Miss Justice Laffoy said that counsel on behalf of the plaintiffs attempted to characterise the plaintiffs' claim as a proprietary claim rather than a claim for a Mareva injunction. The following passage from the judgment in The Republic of Haiti v Duvalier [1989] 1 All ER was relied upon:

"A proprietary claim is one by which the plaintiff seeks the return of chattels or land which are his property or claims that a specific debt owed by a third party to him and not to the defendant . . A plaintiff who seeks to enforce a claim of that kind will more readily be afforded interim remedies in order to preserve the assets which he is seeking to recover, than one who merely seeks judgment for a debt or damages. But if the asset had been converted into some form of property, the question of tracing arises."

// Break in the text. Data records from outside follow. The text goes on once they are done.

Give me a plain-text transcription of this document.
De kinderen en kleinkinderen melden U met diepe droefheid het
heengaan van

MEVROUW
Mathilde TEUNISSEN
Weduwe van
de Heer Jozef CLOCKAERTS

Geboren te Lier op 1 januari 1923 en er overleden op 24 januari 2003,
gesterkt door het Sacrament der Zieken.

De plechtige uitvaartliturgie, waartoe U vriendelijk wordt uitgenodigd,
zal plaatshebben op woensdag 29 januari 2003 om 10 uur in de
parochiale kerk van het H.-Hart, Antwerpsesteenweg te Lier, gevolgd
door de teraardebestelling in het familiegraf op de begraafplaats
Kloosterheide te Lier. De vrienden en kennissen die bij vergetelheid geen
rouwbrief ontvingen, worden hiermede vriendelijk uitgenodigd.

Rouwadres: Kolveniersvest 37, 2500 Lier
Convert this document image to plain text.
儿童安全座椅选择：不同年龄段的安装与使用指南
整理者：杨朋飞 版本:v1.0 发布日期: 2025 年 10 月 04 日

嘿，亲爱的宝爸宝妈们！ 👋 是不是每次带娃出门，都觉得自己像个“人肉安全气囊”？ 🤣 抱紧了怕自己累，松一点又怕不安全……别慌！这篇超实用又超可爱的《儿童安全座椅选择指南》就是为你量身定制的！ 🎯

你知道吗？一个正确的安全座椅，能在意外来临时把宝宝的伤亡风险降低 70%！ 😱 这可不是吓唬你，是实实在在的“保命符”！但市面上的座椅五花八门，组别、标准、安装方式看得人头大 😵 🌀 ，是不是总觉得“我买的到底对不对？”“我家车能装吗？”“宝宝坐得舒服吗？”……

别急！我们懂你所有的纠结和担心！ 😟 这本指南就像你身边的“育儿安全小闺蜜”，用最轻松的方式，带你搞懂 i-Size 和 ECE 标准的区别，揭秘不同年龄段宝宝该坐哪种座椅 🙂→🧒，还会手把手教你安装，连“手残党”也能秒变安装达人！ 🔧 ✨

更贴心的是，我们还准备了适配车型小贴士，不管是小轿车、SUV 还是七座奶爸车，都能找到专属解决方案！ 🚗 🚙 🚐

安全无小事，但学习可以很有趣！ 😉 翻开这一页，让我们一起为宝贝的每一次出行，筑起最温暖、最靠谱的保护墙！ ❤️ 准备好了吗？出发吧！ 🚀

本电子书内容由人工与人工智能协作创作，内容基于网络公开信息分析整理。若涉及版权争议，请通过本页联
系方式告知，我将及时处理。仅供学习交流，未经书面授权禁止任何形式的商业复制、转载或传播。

Miss Justice Laffoy said the question she had to consider was whether, on the evidence, the plaintiffs have shown that they have or have reasonable ground for claiming a proprietary interest in assets of the defendant. The primary relief sought had some semblance of a proprietary claim, in that they sought a declaration that the assets of the defendant are first their property or held in trust for them. Miss Justice Laffoy said as so formulated, the claim was not a derivative claim. However, the claim was limited to a maximum figure of US$20 million or whatever sums the court may determine. The claim was not formulated as a claim to a proprietary interest in specific assets. More importantly, the evidence adduced by the plaintiffs supported a claim to the profits of Avisma which Rosprom and Menatep Bank were accruing through TMC before the completion of the acquisition of the stake in Avisma acquired by the plaintiffs in December 1997. Miss Justice Laffoy said that even accepting the plaintiffs' assertions as to the nature of the deal done with Rosprom and Bank Menatep, which was completed in December 1997, at face value, having regard to the evidence adduced by the defendant as to the nature of the trading activities of the defendant, the plaintiffs had not established that their claim was in the nature of a proprietary claim in relation to the assets of the defendant.

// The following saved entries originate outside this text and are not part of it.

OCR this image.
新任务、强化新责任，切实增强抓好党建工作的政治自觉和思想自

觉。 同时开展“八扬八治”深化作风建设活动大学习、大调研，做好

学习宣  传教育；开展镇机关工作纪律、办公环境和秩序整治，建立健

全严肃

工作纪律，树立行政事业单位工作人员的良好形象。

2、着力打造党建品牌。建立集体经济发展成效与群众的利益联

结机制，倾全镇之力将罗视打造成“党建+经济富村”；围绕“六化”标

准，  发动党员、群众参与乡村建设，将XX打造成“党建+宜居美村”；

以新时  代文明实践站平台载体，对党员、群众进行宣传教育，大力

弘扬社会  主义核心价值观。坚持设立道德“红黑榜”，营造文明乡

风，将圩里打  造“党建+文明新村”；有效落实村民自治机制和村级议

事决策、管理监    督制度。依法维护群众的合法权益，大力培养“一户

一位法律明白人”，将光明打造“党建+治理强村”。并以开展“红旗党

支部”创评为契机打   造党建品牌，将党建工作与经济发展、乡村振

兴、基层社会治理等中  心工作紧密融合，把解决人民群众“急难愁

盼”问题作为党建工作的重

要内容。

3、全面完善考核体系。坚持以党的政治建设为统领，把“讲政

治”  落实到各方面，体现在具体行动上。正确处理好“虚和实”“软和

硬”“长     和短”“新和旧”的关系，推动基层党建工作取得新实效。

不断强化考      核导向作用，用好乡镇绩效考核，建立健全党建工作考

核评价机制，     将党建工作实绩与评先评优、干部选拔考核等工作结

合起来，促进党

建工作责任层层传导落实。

Miss Justice Laffoy said the plaintiffs are not entitled to the interlocutory relief sought and the interim order and the plaintiffs undertaking as to damages lapse. Miss Justice Laffoy said she would express no view as to the effect of the order of the High Court of Justice of the Isle of Man on the assets of the defendant.

Solicitors: Beauchamps (Dublin) for the plaintiffs; A. & L. Goodbody (Dublin) for the defendant.